Ганка обижалась, что я хорошо себя чувствовал летом, пока ее не было дома, переживал что-то без нее, в одиночку. Однажды она высказалась напрямик:
— Ты тут прохлаждался и даже не допускал возможности, что люди мне все расскажут. Например, об этой девке из «Экспресса». Может, это неправда?
. — Правда, — признался я. — Потрясающая красотка, мы провели вместе одну ночь, перед этим выпивали в компании Лобзовского и нескольких журналистов. По случаю выхода юбилейного номера, я проводил ее, развлекая по дороге рассказами о Лобзовском, сдаче крови в Красном Кресте и санитарке Марии, нас потянуло друг к другу, не более того, говорить не о чем.
Но Ганка уцепилась за этот случай:
— Ты думаешь, что я с этим примирюсь, или полагаешь, что уйду, как Катажина? Нет. Ты мой мужик и на подобные вещи не надейся. Взгляни на мое пузо, пора венчаться, мой милый.

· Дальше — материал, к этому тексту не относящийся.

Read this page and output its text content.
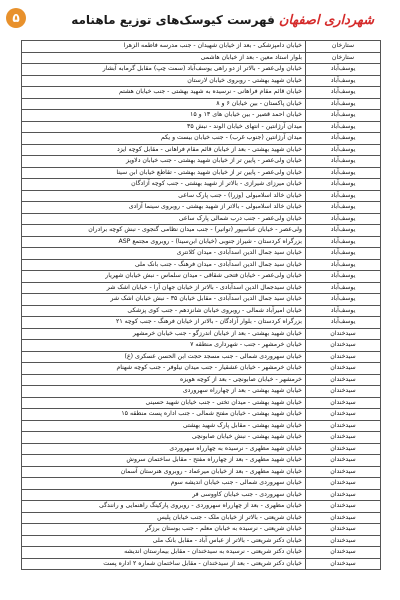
۵	فهرست کیوسک‌های توزیع ماهنامه شهرداری اصفهان
ستارخان	خیابان دامپزشکی - بعد از خیابان شهیدان - جنب مدرسه فاطمه الزهرا
ستارخان	بلوار استاد معین - بعد از خیابان هاشمی
یوسف‌آباد	خیابان ولی‌عصر - بالاتر از دو راهی یوسف‌آباد (سمت چپ) مقابل گرمابه آبشار
یوسف‌آباد	خیابان شهید بهشتی - روبروی خیابان لارستان
یوسف‌آباد	خیابان قائم مقام فراهانی - نرسیده به شهید بهشتی - جنب خیابان هشتم
یوسف‌آباد	خیابان پاکستان - بین خیابان ۶ و ۸
یوسف‌آباد	خیابان احمد قصیر - بین خیابان های ۱۳ و ۱۵
یوسف‌آباد	میدان آرژانتین - انتهای خیابان الوند - نبش ۳۵
یوسف‌آباد	میدان آرژانتین (جنوب غرب) - جنب خیابان بیست و یکم
یوسف‌آباد	خیابان شهید بهشتی - بعد از خیابان قائم مقام فراهانی - مقابل کوچه ایزد
یوسف‌آباد	خیابان ولی‌عصر - پایین تر از خیابان شهید بهشتی - جنب خیابان دلاویز
یوسف‌آباد	خیابان ولی‌عصر - پایین تر از خیابان شهید بهشتی - تقاطع خیابان ابن سینا
یوسف‌آباد	خیابان میرزای شیرازی - بالاتر از شهید بهشتی - جنب کوچه آزادگان
یوسف‌آباد	خیابان خالد اسلامبولی (وزرا) - جنب پارک ساعی
یوسف‌آباد	خیابان خالد اسلامبولی - بالاتر از شهید بهشتی - روبروی سینما آزادی
یوسف‌آباد	خیابان ولی‌عصر - جنب درب شمالی پارک ساعی
یوسف‌آباد	ولی‌عصر - خیابان عباسپور (توانیر) - جنب میدان نظامی گنجوی - نبش کوچه برادران
یوسف‌آباد	بزرگراه کردستان - شیراز جنوبی (خیابان ابن‌سینا) - روبروی مجتمع ASP
یوسف‌آباد	خیابان سید جمال الدین اسدآبادی - میدان کلانتری
یوسف‌آباد	خیابان سید جمال الدین اسدآبادی - میدان فرهنگ - جنب بانک ملی
یوسف‌آباد	خیابان ولی‌عصر - خیابان فتحی شقاقی - میدان سلماس - نبش خیابان شهریار
یوسف‌آباد	خیابان سیدجمال الدین اسدآبادی - بالاتر از خیابان جهان آرا - خیابان اشک شر
یوسف‌آباد	خیابان سید جمال الدین اسدآبادی - مقابل خیابان ۳۵ - نبش خیابان اشک شر
یوسف‌آباد	خیابان امیرآباد شمالی - روبروی خیابان شانزدهم - جنب کوی پزشکی
یوسف‌آباد	بزرگراه کردستان - بلوار آزادگان - بالاتر از خیابان فرهنگ - جنب کوچه ۲۱
سیدخندان	خیابان شهید بهشتی - بعد از خیابان اندرزگو - جنب خیابان خرمشهر
سیدخندان	خیابان خرمشهر - جنب - شهرداری منطقه ۷
سیدخندان	خیابان سهروردی شمالی - جنب مسجد حجت ابن الحسن عسکری (ع)
سیدخندان	خیابان خرمشهر - خیابان عشقیار - جنب میدان نیلوفر - جنب کوچه شهنام
سیدخندان	خرمشهر - خیابان صابونچی - بعد از کوچه هویزه
سیدخندان	خیابان شهید بهشتی - بعد از چهارراه سهروردی
سیدخندان	خیابان شهید بهشتی - میدان تختی - جنب خیابان شهید حسینی
سیدخندان	خیابان شهید بهشتی - خیابان مفتح شمالی - جنب اداره پست منطقه ۱۵
سیدخندان	خیابان شهید بهشتی - مقابل پارک شهید بهشتی
سیدخندان	خیابان شهید بهشتی - نبش خیابان صابونچی
سیدخندان	خیابان شهید مطهری - نرسیده به چهارراه سهروردی
سیدخندان	خیابان شهید مطهری - بعد از چهارراه مفتح - مقابل ساختمان سروش
سیدخندان	خیابان شهید مطهری - بعد از خیابان میرعماد - روبروی هنرستان آسمان
سیدخندان	خیابان سهروردی شمالی - جنب خیابان اندیشه سوم
سیدخندان	خیابان سهروردی - جنب خیابان کاووسی فر
سیدخندان	خیابان مطهری - بعد از چهارراه سهروردی - روبروی پارکینگ راهنمایی و رانندگی
سیدخندان	خیابان شریعتی - بالاتر از خیابان ملک - جنب خیابان پلیس
سیدخندان	خیابان شریعتی - نرسیده به خیابان معلم - جنب بوستان برزگر
سیدخندان	خیابان دکتر شریعتی - بالاتر از عباس آباد - مقابل بانک ملی
سیدخندان	خیابان دکتر شریعتی - نرسیده به سیدخندان - مقابل بیمارستان اندیشه
سیدخندان	خیابان دکتر شریعتی - بعد از سیدخندان - مقابل ساختمان شماره ۲ اداره پست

Таким образом и состоялось бракосочетание, гражданское. Жена Шимона, Роза, здорово помогла мне, утверждая, что венчание в костеле, когда невеста явно на сносях, только людей насмешит и вызовет нарекания. Но Ганка не отказалась от своей затеи и желала венчаться после разрешения от бремени. Тщетно выкладывал я аргументы, что неверующему, партийному работнику неудобно, что это было бы обманом и непорядочностью по отношению к самому себе. Ганка со смехом отвергала мои доводы, пока не поняла, что расторжение церковного брака с Катажиной потребует длительных хлопот. В свидетели она выбрала Розу Хольцер (Шимека не захотела, все-таки еврей) и Корбацкого, с западных земель привезла обручальные кольца чистого золота и светлый костюм, в котором выглядела довольно чудно, отыскала в городе бывшего партизана, ныне директора государственного ресторана, и при его содействии устроила настоящий банкет на десять персон, словом, позаботилась обо всем. Через несколько дней после свадьбы она отлично сдала экзамены и снова записалась на курсы, теперь уже подготавливающие к сдаче на аттестат зрелости.
Я не обольщался ее победами; на свадьбе чувствовал себя кисло, отдавал себе отчет в том, что она успешно сдала экзамены не столько благодаря природным способностям и упорному труду, сколько своему партизанскому прошлому и моему имени. И потому еще не вполне разделял радость Ганки, что голова моя была занята проблемами предвыборной кампании, запланированной с размахом и, как мне думалось, решающей.
— Господи, они стреляют, мы стреляем, в нас стреляют, — сетовала Ганка. — Слишком много льется крови. У родителей мне нарассказывали всякой всячины.